4. It’s the perfect place to unwind.
The tranquility of the lagoon is reflected in the chill vibe of Bacalar as a whole. Being a yogi myself, I have found Bacalar to be a great place to unplug, ground and breathe. There are a couple of yoga studio options if you want to take a class. My favorite is Ashtangamor, which has Ashtanga classes.
If you’re looking for a holistic yet eco-friendly experience, check out the Alkalki Holistic Center. It’s located about 10 miles from the town of Bacalar, right on the lake. It offers cupping therapy, sound therapy, temazcal experiences and meditations.
3. Cenotes, need I say more?
In case you need another excuse to spend the rest of your days floating in a cenote, Bacalar has some of the best in the area.

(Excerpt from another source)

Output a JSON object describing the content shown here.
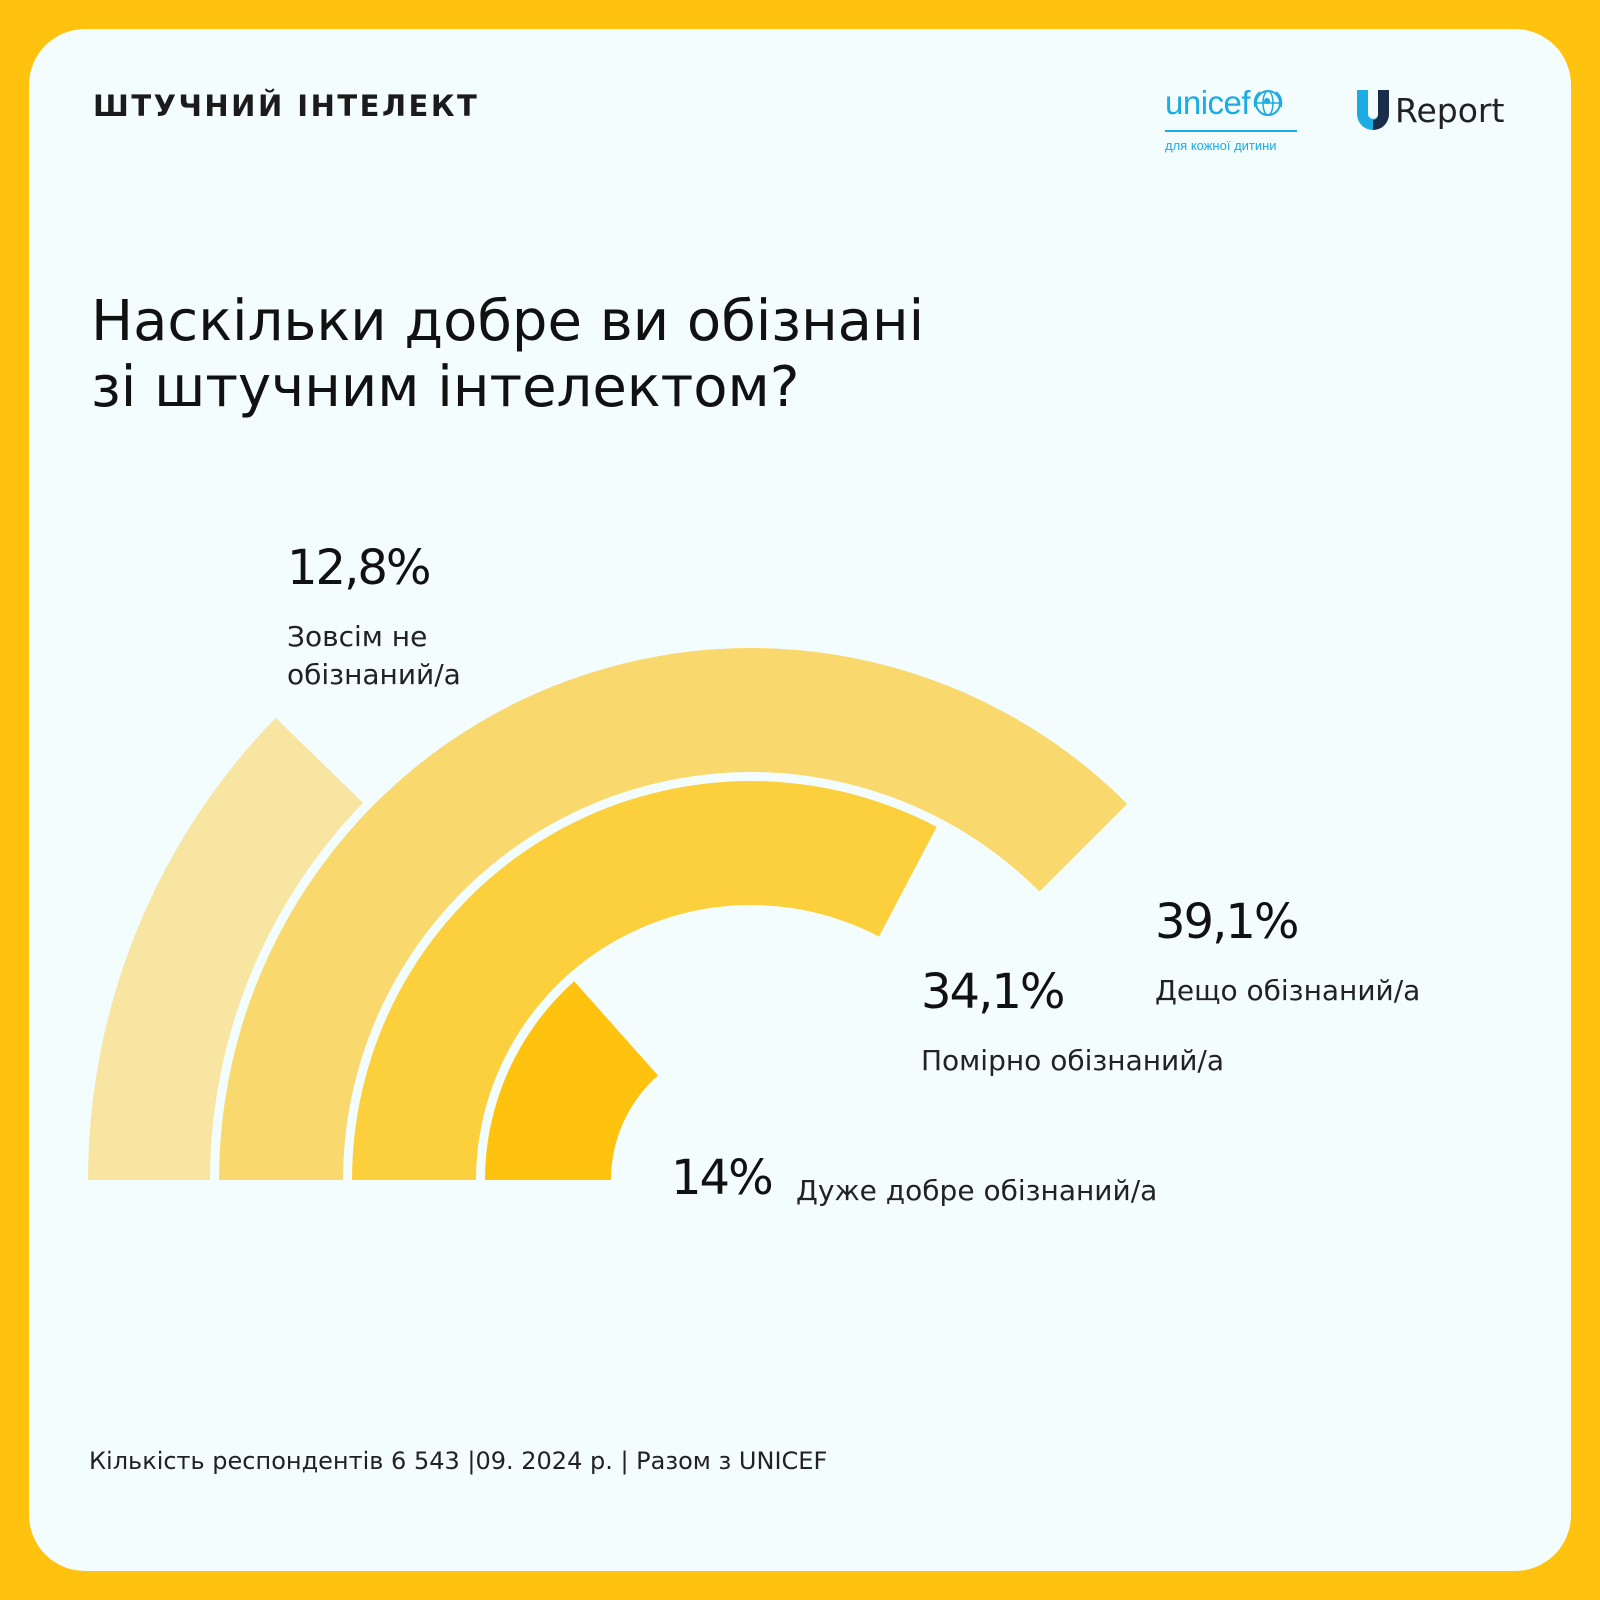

Cenote Azul is the closest and easiest to access. From above, it looks like a giant blue sphere and is one of the deepest in the Riviera Maya. Unlike the closed cave-like cenotes, this one is open and resembles a large pond, which is fun to swim or dive in.
Another must-see cenote is Cenote Esmeralda. This appears to be part of the lagoon at first, but a closer look reveals a great contrast in color; the deep navy blue is attributed to its 70-foot depth. There is a narrow gap called an “eye” where the cenote meets the lagoon, which looks great!
2. You can hang out next to stromatolites, the oldest living organism on the planet.
So… what’s a stromatolite? I must have missed that biology lesson, oops!
Stromatolites are rock formations that emerge from the lagoon waters and are made of the unique bacteria that live there. If you look closely, they appear to be fuzzy!
The best place to admire these ancient formations is Cenote Cocalitos. There you will see them jutting out very close to the shore. They are similar to corals, as they are incredibly fragile. Around Cocalitos there are signs warning visitors not to get too close or touch them. Please be very careful!
1. The locals are friendly and hospitable.
All of Mexico is known for its warm and welcoming hospitality. Bacalar is no exception. It is quite common for strangers to greet you on the street with a quiet “buenos días” (good morning). Shop owners and shop assistants are often helpful and patient with those who are not fluent in Spanish.
I have found the people of the Riviera Maya to be exceptionally friendly. Don’t forget to repay that kindness by tipping fairly (in Mexico that means 10%), learning about the local culture, being environmentally conscious and offering kindness in return.